P3P gives Web sites a standardized, simple way to disclose how they collect, use, and distribute personal information about their visitors. Specialized software can automatically query a site's P3P policy. Internet Explorer 6 uses P3P to give users fine control over which sites may set cookies. But the browser can't give you any information about how sites will use data entered into registration fields, shopping forms, or message boards.
That's where Privacy Bird earns its wings. Since its quiet launch last spring, thousands of people have downloaded the software.
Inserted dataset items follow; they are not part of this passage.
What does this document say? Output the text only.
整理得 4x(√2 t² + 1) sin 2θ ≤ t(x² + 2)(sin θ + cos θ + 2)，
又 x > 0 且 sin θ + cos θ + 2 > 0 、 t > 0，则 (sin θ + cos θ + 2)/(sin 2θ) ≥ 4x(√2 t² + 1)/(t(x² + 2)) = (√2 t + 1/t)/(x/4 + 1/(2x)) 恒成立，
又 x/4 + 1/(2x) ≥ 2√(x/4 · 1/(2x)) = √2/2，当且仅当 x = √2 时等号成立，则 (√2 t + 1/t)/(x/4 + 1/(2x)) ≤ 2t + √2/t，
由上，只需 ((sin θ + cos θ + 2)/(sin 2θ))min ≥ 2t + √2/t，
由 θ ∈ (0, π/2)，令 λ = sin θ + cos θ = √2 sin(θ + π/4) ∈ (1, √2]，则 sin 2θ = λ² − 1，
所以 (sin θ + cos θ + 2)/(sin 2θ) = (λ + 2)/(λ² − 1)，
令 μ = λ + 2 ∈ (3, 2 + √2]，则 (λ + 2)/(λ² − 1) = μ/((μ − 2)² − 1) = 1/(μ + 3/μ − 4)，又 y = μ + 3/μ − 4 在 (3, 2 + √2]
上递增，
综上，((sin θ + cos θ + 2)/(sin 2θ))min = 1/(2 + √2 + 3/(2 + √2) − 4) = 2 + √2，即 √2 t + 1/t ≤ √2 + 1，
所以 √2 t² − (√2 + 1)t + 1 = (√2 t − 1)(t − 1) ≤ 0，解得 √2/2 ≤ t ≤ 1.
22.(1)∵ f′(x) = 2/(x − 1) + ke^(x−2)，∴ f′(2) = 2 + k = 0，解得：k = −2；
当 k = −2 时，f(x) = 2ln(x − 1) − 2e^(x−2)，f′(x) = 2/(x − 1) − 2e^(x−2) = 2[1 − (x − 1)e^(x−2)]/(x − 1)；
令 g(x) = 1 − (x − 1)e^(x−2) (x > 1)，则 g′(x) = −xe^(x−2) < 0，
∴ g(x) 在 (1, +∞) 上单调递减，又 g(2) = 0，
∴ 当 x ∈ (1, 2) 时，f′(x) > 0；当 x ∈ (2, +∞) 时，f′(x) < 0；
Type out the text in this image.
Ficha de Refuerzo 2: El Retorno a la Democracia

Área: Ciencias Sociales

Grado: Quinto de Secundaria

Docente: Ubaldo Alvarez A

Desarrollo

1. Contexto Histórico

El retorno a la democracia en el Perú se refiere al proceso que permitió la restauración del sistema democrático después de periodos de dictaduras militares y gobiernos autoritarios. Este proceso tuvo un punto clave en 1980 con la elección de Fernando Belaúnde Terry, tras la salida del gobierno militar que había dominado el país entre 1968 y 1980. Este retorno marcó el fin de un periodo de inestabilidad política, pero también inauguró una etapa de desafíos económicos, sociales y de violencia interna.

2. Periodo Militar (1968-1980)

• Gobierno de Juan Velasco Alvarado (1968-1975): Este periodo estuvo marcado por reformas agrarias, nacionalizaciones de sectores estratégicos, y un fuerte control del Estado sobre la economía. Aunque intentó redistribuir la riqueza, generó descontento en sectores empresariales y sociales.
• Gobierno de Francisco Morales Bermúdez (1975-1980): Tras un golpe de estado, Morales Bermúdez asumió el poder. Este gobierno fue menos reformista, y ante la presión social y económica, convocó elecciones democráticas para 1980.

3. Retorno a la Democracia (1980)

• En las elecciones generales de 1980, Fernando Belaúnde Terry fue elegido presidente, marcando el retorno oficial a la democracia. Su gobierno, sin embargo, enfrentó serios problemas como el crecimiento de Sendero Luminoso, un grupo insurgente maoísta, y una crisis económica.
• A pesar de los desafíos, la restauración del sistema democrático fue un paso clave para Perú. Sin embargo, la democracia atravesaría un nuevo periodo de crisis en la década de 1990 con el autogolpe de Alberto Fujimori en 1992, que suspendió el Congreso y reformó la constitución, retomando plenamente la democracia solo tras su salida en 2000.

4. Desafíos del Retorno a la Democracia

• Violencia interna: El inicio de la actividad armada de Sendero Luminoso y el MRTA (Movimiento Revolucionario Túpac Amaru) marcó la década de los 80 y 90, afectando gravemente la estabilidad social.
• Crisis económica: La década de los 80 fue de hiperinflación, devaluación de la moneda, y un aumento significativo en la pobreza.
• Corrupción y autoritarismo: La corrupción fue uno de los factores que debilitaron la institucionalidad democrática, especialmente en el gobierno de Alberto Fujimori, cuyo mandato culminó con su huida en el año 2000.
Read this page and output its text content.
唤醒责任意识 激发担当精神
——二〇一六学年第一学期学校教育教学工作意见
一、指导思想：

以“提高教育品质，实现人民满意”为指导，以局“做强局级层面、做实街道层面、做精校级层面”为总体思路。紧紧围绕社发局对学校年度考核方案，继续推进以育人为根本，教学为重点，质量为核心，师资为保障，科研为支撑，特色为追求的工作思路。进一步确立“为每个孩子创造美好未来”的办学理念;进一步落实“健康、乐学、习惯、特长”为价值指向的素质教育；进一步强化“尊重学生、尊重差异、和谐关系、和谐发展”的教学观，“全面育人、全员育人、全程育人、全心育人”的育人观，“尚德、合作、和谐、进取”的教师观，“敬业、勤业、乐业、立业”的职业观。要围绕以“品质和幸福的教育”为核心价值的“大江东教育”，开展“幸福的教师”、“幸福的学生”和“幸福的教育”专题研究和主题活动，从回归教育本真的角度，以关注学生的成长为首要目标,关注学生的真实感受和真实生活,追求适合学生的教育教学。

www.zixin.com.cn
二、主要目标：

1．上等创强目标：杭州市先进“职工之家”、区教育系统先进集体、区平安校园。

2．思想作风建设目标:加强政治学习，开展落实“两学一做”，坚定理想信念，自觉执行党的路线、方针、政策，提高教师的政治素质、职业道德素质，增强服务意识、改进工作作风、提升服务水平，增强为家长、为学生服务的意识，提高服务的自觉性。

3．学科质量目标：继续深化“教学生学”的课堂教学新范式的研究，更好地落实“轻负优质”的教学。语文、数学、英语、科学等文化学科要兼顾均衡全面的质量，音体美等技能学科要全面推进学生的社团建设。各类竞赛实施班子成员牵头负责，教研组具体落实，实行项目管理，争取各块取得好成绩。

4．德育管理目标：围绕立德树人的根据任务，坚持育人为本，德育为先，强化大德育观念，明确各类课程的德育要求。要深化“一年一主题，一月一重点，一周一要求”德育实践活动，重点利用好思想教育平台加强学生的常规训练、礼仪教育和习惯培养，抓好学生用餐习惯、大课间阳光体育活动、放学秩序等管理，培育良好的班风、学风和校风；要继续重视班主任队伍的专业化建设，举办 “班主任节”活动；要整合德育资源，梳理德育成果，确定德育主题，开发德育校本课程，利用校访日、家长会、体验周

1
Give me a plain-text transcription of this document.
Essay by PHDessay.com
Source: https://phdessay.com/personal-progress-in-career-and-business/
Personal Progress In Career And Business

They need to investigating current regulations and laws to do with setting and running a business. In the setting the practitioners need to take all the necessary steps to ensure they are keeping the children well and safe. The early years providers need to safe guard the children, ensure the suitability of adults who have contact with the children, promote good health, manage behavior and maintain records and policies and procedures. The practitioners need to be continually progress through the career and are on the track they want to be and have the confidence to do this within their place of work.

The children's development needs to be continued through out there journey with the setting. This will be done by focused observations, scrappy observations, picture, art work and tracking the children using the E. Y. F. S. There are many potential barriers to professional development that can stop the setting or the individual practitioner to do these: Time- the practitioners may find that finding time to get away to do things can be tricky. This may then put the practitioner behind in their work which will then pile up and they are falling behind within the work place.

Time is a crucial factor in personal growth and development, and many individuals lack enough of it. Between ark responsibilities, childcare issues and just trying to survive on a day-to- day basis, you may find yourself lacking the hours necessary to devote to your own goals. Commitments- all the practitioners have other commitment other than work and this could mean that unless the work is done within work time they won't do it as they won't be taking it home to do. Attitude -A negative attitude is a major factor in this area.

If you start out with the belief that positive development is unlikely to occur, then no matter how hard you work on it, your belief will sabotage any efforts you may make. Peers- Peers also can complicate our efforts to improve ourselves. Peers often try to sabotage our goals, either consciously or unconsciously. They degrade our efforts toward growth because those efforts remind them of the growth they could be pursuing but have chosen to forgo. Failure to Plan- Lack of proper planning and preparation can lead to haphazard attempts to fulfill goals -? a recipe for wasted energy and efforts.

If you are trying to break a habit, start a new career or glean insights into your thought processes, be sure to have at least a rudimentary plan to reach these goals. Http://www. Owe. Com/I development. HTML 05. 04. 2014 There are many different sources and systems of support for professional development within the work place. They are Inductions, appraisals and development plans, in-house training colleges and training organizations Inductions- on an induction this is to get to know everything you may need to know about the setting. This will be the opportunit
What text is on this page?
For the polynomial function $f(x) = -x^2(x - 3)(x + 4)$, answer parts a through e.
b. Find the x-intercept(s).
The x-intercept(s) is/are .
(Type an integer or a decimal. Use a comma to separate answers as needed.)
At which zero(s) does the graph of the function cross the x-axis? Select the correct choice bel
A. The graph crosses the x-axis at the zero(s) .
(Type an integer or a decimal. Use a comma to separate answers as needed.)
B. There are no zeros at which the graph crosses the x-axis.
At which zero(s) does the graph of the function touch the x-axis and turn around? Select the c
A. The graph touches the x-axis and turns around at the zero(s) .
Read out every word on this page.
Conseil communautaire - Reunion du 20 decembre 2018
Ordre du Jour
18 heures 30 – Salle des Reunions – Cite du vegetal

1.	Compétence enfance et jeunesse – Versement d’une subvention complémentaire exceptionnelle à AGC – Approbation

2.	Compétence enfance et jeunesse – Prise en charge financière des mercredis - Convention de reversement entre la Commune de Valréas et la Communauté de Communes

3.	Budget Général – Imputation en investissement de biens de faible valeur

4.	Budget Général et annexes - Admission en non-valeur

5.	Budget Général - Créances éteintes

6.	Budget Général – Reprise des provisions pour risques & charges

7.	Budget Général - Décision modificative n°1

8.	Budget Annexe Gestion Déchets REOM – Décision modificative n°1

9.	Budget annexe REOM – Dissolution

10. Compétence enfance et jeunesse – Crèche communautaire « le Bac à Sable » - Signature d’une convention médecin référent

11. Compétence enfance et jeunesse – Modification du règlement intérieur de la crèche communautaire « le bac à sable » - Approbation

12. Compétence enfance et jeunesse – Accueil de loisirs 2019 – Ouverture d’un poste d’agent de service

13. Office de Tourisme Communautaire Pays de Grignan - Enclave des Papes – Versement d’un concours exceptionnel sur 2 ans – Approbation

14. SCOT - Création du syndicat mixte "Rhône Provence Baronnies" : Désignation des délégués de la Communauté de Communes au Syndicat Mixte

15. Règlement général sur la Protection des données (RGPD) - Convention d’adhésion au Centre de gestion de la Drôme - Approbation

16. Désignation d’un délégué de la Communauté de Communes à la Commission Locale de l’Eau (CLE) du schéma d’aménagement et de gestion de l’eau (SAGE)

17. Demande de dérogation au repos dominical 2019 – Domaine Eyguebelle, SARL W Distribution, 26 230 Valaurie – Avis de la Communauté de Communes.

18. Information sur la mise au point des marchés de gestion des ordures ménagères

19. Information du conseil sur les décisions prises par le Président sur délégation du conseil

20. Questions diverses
According to Lorrie Cranor, the AT&T researcher who headed the Privacy Bird project, about a third of the top 100 most-visited sites on the Web--including Expedia.com, Microsoft.com, and About.com--have in place the P3P policies the plug-in needs to operate. Unfortunately, that leaves another two-thirds of the largest sites (as well as many other sites, including PCWorld.com, for now) at which the Privacy Bird flashes yellow--a signal indicating only that the site has no posted P3P-compatible privacy policy.
Cranor says that completing the forms and creating the P3P files for an average-size site can take an hour or two; but because a posted privacy policy has legal implications, the process can take considerably longer for larger, more complicated sites--especially sites with order forms.
The Privacy Bird is already a useful tool. As more sites create P3P policies, it will become indispensable for cautious surfers.
Andrew Brandt is a senior associate editor for PC World. E-mail him at consumerwatch@pcworld.com. Click here to see more Privacy Watch columns.Print 50% more pages than with refilled inks. Trust Original HP Inks. Hit Print Reliably.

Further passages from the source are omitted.